La propriété magique d’une fonction (contrairement à une relation générale) est que pour chaque élément x de la première projection, il existe un et un seul y dans la seconde projection qui lui est associé. C’est ce qui permet de parler de f(x) sans ambiguïté.

Relation Quelconque

C

Un x peut être lié à plusieurs y.
Ex: {(a,1), (a,2), (b,3)}

Fonction (Graphe)

F

Chaque x est lié à un UNIQUE y.
Ex: {(a,1), (b,3), (c,1)}

Dans le second cas, la première projection est {a, b, c} et la seconde est {1, 3}. Notez que la valeur ‘1’ apparaît deux fois comme image, mais ce n’est pas un problème.

Questions fréquentes (FAQ)

❓ Questions Fréquentes

La première projection « perd-elle » l’information sur les seconds éléments ?

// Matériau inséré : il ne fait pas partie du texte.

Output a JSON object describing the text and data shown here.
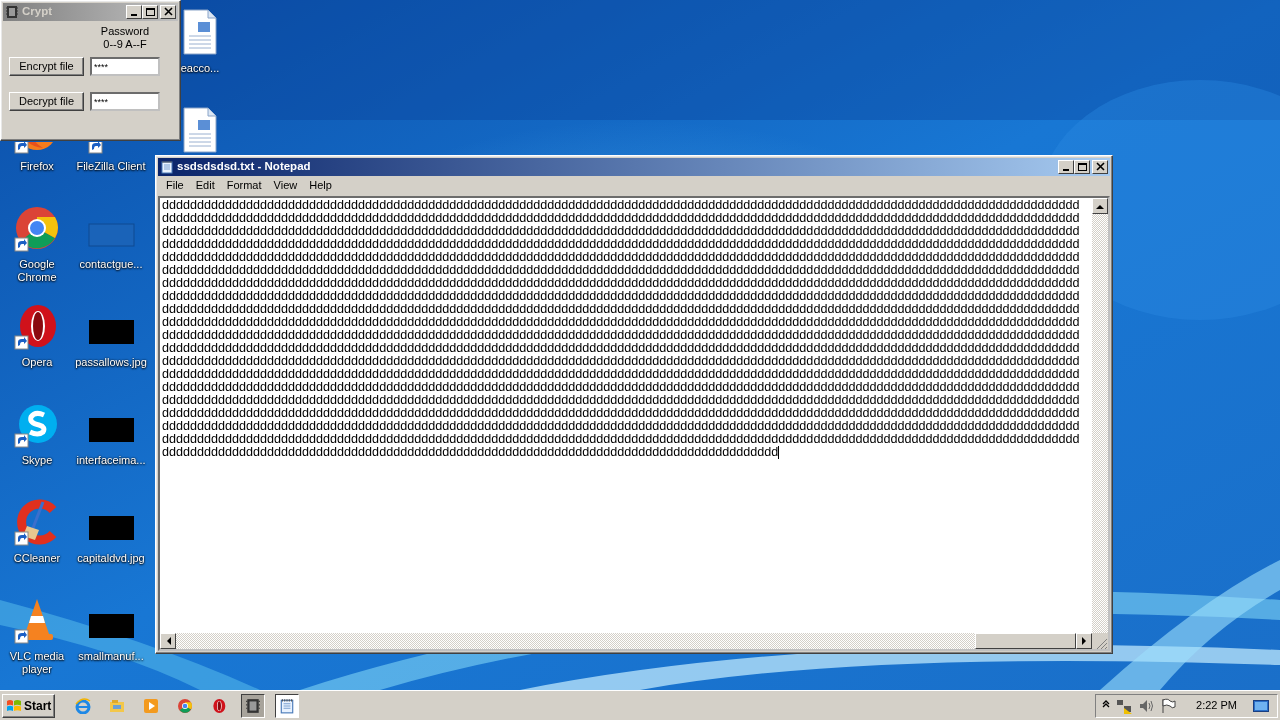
{
  "desktop_columns": [
    [
      {
        "label": "Firefox",
        "kind": "firefox",
        "shortcut": true
      },
      {
        "label": "Google Chrome",
        "kind": "chrome",
        "shortcut": true
      },
      {
        "label": "Opera",
        "kind": "opera",
        "shortcut": true
      },
      {
        "label": "Skype",
        "kind": "skype",
        "shortcut": true
      },
      {
        "label": "CCleaner",
        "kind": "ccleaner",
        "shortcut": true
      },
      {
        "label": "VLC media player",
        "kind": "vlc",
        "shortcut": true
      }
    ],
    [
      {
        "label": "FileZilla Client",
        "kind": "filezilla",
        "shortcut": true
      },
      {
        "label": "contactgue...",
        "kind": "thumb-blue",
        "shortcut": false
      },
      {
        "label": "passallows.jpg",
        "kind": "thumb-black",
        "shortcut": false
      },
      {
        "label": "interfaceima...",
        "kind": "thumb-black",
        "shortcut": false
      },
      {
        "label": "capitaldvd.jpg",
        "kind": "thumb-black",
        "shortcut": false
      },
      {
        "label": "smallmanuf...",
        "kind": "thumb-black",
        "shortcut": false
      }
    ],
    [
      {
        "label": "eacco...",
        "kind": "document",
        "shortcut": false
      },
      {
        "kind": "document",
        "shortcut": false
      }
    ]
  ],
  "crypt_window": {
    "title": "Crypt",
    "active": false,
    "password_label": [
      "Password",
      "0--9 A--F"
    ],
    "rows": [
      {
        "button": "Encrypt file",
        "value": "****"
      },
      {
        "button": "Decrypt file",
        "value": "****"
      }
    ]
  },
  "notepad": {
    "title": "ssdsdsdsd.txt - Notepad",
    "active": true,
    "menu": [
      "File",
      "Edit",
      "Format",
      "View",
      "Help"
    ],
    "lines": [
      "ddddddddddddddddddddddddddddddddddddddddddddddddddddddddddddddddddddddddddddddddddddddddddddddddddddddddddddddddddddddddddddddddddd",
      "ddddddddddddddddddddddddddddddddddddddddddddddddddddddddddddddddddddddddddddddddddddddddddddddddddddddddddddddddddddddddddddddddddd",
      "ddddddddddddddddddddddddddddddddddddddddddddddddddddddddddddddddddddddddddddddddddddddddddddddddddddddddddddddddddddddddddddddddddd",
      "ddddddddddddddddddddddddddddddddddddddddddddddddddddddddddddddddddddddddddddddddddddddddddddddddddddddddddddddddddddddddddddddddddd",
      "ddddddddddddddddddddddddddddddddddddddddddddddddddddddddddddddddddddddddddddddddddddddddddddddddddddddddddddddddddddddddddddddddddd",
      "ddddddddddddddddddddddddddddddddddddddddddddddddddddddddddddddddddddddddddddddddddddddddddddddddddddddddddddddddddddddddddddddddddd",
      "ddddddddddddddddddddddddddddddddddddddddddddddddddddddddddddddddddddddddddddddddddddddddddddddddddddddddddddddddddddddddddddddddddd",
      "ddddddddddddddddddddddddddddddddddddddddddddddddddddddddddddddddddddddddddddddddddddddddddddddddddddddddddddddddddddddddddddddddddd",
      "ddddddddddddddddddddddddddddddddddddddddddddddddddddddddddddddddddddddddddddddddddddddddddddddddddddddddddddddddddddddddddddddddddd",
      "ddddddddddddddddddddddddddddddddddddddddddddddddddddddddddddddddddddddddddddddddddddddddddddddddddddddddddddddddddddddddddddddddddd",
      "ddddddddddddddddddddddddddddddddddddddddddddddddddddddddddddddddddddddddddddddddddddddddddddddddddddddddddddddddddddddddddddddddddd",
      "ddddddddddddddddddddddddddddddddddddddddddddddddddddddddddddddddddddddddddddddddddddddddddddddddddddddddddddddddddddddddddddddddddd",
      "ddddddddddddddddddddddddddddddddddddddddddddddddddddddddddddddddddddddddddddddddddddddddddddddddddddddddddddddddddddddddddddddddddd",
      "ddddddddddddddddddddddddddddddddddddddddddddddddddddddddddddddddddddddddddddddddddddddddddddddddddddddddddddddddddddddddddddddddddd",
      "ddddddddddddddddddddddddddddddddddddddddddddddddddddddddddddddddddddddddddddddddddddddddddddddddddddddddddddddddddddddddddddddddddd",
      "ddddddddddddddddddddddddddddddddddddddddddddddddddddddddddddddddddddddddddddddddddddddddddddddddddddddddddddddddddddddddddddddddddd",
      "ddddddddddddddddddddddddddddddddddddddddddddddddddddddddddddddddddddddddddddddddddddddddddddddddddddddddddddddddddddddddddddddddddd",
      "ddddddddddddddddddddddddddddddddddddddddddddddddddddddddddddddddddddddddddddddddddddddddddddddddddddddddddddddddddddddddddddddddddd",
      "ddddddddddddddddddddddddddddddddddddddddddddddddddddddddddddddddddddddddddddddddddddddddddddddddddddddddddddddddddddddddddddddddddd",
      "dddddddddddddddddddddddddddddddddddddddddddddddddddddddddddddddddddddddddddddddddddddddd"
    ]
  },
  "taskbar": {
    "start": "Start",
    "apps": [
      {
        "kind": "ie",
        "open": false,
        "selected": false
      },
      {
        "kind": "explorer",
        "open": false,
        "selected": false
      },
      {
        "kind": "media",
        "open": false,
        "selected": false
      },
      {
        "kind": "chrome",
        "open": false,
        "selected": false
      },
      {
        "kind": "opera",
        "open": false,
        "selected": false
      },
      {
        "kind": "crypt",
        "open": true,
        "selected": false
      },
      {
        "kind": "notepad",
        "open": true,
        "selected": true
      }
    ],
    "tray": [
      {
        "kind": "chevron"
      },
      {
        "kind": "network"
      },
      {
        "kind": "volume"
      },
      {
        "kind": "flag"
      }
    ],
    "clock": "2:22 PM"
  }
}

Oui et non. L’opération de projection elle-même, par définition, ne conserve que la composante qui l’intéresse. Elle « oublie » délibérément à quel(s) second(s) élément(s) chaque premier élément était associé. C’est son but : isoler une dimension. Cependant, l’information globale n’est pas perdue si vous conservez l’ensemble original C. Penser aux projections comme à des « filtres » ou des « angles de vue » sur vos données est plus juste que de parler de « perte ».

Peut-on faire une projection si les couples ont plus de 2 éléments (des triplets, n-uplets) ?

Absolument ! Le concept se généralise. Pour un n-uplet (a1, a2, a3, …, an), on peut définir la k-ième projection comme l’ensemble de tous les k-ièmes éléments. En informatique, c’est très courant. Par exemple, dans une table SQL avec 5 colonnes, la 3ème projection vous donnerait toutes les valeurs distinctes de la troisième colonne. La définition est similaire : { ak | ∃ (a1,…,an) ∈ C }.

Y a-t-il un lien avec la projection en géométrie ?

L’analogie est intuitive et c’est d’ailleurs de là que vient le terme. En géométrie, projeter un point 3D (x, y, z) sur le plan xy, c’est ne garder que les coordonnées (x, y) et « oublier » z. En théorie des ensembles, projeter un couple (x, y) sur sa première composante, c’est ne garder que x et « oublier » y. L’esprit est identique : réduire la dimension de l’objet en ne conservant que certaines de ses composantes. C’est une abstraction très puissante qui unit des domaines a priori éloignés.

Pour aller plus loin

Si ce sujet vous a intrigué et que vous voulez comprendre les fondements, voici deux pistes de lecture sérieuses :

  • Théorie axiomatique des ensembles : L’ouvrage de référence « Théorie des ensembles » par Patrick Dehornoy (chez Calvage & Mounet) aborde en détail les constructions comme les couples et les projections dans un cadre formel. C’est la source ultime pour comprendre « pourquoi ça marche ».
  • Logique et Fondements de l’Informatique : Le site Zeste de Savoir propose de nombreux tutoriels d’excellente qualité, notamment sur la théorie des ensembles pour les informaticiens, qui fait le pont entre ces concepts abstraits et leurs applications en base de données et en programmation.

En résumé, la première projection est bien plus qu’une curiosité mathématique. C’est un opérateur fondamental de l’organisation de l’information. Dès que vous manipulez des données liées par paires – des abonnements, des commandes, des relations sociales, des mappings – vous utilisez, consciemment ou non, ce principe. Le comprendre, c’est acquérir une clé pour modéliser et interroger le monde numérique qui nous entoure avec plus de finesse.